Nel profondo della vita quotidiana e dei vincoli che ogni giorno condizionano la nostra vita, ci sono cadute e successi. Monica, presentato a Venezia 79, del regista Andrea Pallaoro, racconta la routine di una donna che rientra in famiglia dopo anni di allontanamento volontario, Quando la matriarca della famiglia, Eugenia (Patricia Clarkson), si ammala, lascia a Monica (Trace Lysette) il compito di raccogliere i frammenti di quella vita che aveva deciso di lasciarsi alle spalle.
Trace Lysette interpreta un ruolo da film classico e lo fa suo in un dramma tranquillo, riflessivo. L’esperienza vissuta di Lysette come donna trans, che rispecchia quella del suo personaggio, dà vita ad una performance potente e interiorizzata che sprigiona una scintilla tra dolore, riluttanza e resilienza infinita.

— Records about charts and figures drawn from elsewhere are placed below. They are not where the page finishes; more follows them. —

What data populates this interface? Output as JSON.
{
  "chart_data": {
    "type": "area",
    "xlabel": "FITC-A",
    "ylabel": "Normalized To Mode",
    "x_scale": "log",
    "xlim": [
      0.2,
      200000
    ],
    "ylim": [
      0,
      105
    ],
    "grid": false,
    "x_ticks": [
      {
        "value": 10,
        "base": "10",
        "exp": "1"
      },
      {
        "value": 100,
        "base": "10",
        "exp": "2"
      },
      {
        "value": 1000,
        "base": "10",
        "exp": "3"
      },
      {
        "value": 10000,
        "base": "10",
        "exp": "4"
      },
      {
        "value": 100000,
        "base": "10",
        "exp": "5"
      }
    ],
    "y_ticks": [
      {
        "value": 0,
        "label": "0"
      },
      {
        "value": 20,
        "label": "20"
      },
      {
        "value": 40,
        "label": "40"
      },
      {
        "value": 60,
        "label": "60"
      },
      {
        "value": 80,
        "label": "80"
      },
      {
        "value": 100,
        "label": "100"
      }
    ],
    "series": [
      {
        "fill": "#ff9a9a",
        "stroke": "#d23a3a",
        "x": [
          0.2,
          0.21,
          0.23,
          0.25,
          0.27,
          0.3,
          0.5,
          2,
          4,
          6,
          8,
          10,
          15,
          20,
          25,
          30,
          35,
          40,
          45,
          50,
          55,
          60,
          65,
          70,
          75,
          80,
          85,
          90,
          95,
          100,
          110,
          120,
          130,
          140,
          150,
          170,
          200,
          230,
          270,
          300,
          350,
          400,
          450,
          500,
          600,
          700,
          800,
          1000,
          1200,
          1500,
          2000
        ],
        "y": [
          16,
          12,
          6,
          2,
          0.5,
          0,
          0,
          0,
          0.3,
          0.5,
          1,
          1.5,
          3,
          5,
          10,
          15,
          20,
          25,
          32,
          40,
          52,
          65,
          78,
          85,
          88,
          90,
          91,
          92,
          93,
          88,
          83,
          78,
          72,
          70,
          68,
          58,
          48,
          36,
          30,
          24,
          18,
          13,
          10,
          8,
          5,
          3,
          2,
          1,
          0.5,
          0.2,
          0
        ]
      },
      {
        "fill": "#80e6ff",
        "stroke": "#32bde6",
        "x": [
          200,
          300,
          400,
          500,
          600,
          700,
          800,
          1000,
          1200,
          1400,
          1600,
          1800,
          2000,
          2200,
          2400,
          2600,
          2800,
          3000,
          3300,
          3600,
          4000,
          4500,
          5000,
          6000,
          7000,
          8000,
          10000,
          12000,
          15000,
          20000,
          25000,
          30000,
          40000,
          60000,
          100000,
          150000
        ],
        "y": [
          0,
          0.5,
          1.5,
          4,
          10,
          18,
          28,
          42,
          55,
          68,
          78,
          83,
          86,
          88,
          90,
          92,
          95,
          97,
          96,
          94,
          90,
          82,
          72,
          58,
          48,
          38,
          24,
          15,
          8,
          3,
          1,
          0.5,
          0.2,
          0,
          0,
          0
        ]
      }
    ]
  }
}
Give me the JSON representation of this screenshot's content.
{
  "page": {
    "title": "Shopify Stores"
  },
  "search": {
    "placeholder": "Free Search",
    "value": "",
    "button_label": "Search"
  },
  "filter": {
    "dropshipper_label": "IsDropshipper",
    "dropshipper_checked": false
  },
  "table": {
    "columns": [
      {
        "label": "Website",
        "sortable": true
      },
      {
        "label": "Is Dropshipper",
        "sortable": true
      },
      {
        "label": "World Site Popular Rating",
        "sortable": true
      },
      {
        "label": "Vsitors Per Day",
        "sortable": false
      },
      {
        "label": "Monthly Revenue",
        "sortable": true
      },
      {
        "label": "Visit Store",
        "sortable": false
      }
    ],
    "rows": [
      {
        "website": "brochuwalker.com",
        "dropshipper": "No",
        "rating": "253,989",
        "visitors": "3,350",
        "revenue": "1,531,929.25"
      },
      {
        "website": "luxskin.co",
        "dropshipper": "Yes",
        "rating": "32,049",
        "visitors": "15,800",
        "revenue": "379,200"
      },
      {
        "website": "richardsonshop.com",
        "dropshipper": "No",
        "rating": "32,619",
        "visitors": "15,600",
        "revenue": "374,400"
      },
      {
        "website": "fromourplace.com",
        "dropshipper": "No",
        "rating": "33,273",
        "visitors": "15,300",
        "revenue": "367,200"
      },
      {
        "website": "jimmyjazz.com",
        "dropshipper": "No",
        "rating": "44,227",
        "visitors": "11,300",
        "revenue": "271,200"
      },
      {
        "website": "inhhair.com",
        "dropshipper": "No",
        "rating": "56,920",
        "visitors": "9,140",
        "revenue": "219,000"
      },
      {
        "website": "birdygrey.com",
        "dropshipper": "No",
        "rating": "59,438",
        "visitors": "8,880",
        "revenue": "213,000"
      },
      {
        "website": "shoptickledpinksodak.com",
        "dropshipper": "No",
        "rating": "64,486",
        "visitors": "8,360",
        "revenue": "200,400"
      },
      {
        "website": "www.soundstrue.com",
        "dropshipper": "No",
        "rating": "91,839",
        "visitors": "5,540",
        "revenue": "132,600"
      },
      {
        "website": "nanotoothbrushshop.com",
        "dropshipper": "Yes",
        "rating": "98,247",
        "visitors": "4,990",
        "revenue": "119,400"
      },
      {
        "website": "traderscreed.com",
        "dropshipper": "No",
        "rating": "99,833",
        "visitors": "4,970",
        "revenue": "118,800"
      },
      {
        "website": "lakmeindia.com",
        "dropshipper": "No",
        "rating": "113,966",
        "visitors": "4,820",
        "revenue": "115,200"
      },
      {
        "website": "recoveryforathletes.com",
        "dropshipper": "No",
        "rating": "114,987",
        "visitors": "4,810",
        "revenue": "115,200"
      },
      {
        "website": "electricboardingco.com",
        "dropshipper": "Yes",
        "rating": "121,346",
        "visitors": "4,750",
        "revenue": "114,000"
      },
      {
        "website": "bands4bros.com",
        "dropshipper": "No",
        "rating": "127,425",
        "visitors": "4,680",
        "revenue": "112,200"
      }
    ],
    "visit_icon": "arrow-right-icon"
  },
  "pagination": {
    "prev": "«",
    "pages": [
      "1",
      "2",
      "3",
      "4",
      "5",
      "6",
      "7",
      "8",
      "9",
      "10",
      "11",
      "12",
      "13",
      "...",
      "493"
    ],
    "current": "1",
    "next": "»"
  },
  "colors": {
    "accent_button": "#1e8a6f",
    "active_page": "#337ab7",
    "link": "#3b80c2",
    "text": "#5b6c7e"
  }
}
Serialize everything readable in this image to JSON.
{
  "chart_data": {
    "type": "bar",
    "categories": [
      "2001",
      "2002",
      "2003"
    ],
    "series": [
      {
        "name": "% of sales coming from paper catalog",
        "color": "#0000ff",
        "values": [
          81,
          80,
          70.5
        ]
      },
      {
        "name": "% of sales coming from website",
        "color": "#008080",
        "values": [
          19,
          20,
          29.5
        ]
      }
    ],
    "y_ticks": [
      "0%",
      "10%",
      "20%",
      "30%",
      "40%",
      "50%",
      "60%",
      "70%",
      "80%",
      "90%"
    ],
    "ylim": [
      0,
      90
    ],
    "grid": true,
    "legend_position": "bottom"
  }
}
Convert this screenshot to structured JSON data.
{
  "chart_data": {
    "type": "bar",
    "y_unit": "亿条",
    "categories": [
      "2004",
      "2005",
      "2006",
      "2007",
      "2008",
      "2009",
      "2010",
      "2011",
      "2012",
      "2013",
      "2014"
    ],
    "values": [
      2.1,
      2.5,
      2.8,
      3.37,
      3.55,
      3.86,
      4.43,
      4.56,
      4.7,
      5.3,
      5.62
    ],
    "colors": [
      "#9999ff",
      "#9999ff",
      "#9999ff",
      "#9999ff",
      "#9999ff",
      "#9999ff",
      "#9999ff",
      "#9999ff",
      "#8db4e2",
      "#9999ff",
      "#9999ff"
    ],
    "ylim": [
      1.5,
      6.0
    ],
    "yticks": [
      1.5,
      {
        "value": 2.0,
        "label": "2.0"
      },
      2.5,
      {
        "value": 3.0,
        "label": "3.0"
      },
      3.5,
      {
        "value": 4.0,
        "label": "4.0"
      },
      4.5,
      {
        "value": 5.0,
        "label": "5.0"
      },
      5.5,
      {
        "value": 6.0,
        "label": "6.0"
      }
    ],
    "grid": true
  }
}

Puoi sentire il dolore di Monica, sentire il suo passato.
Nonostante quel desiderio di coprire le tracce di una donna che decide dopo tanti anni di tornare nel seno spinosa della propria famiglia, Monica impiega molto tempo per fare i conti con il perché e il come. Si muove a passo d’uomo. Pallaoro, un italiano che vive e lavora in California, è noto per i film che evitano i dialoghi e si prendono il loro tempo, come Hanna e il suo predecessore, 2013 Medeas .
I drammi dell’anima e gli intimi legami familiari tengono insieme il filo di una trama che non sempre riesce ad andare dritto al punto. Sono impliciti, vaghi, e sono messi da parte da scelte tecniche difficili da giustificare. La telecamera incrollabile e immobile funziona in alcuni punti, ma non come stile registico. Se Hannah aveva una magistrale Charlotte Rampling che sembrava inventare nuovi modi per incarnare l’infelicità davanti ai nostri occhi, e Medeas era intriso di un suggestivo orrore al rallentatore, Monica diventa un esercizio di formalismo cinematografico che mentre al centro la storia di una trans che cerca di sottrarsi all’alienazione di chi è costantemente in bilico tra scelte etiche, per gli altri, e giuste per se stesse.
C’è qualcosa nella presenza sullo schermo di Lysette che urla la vita in mezzo all’ossificazione che accade intorno a lei, e lo fa in una scena scena in cui la protagonista balla al ritmo di una sdolcinata canzone pop italiana. Non dobbiamo dimenticare che la vita per Monica non è solo pericolosa dal punto di vista personale, ma anche fisicamente rischiosa.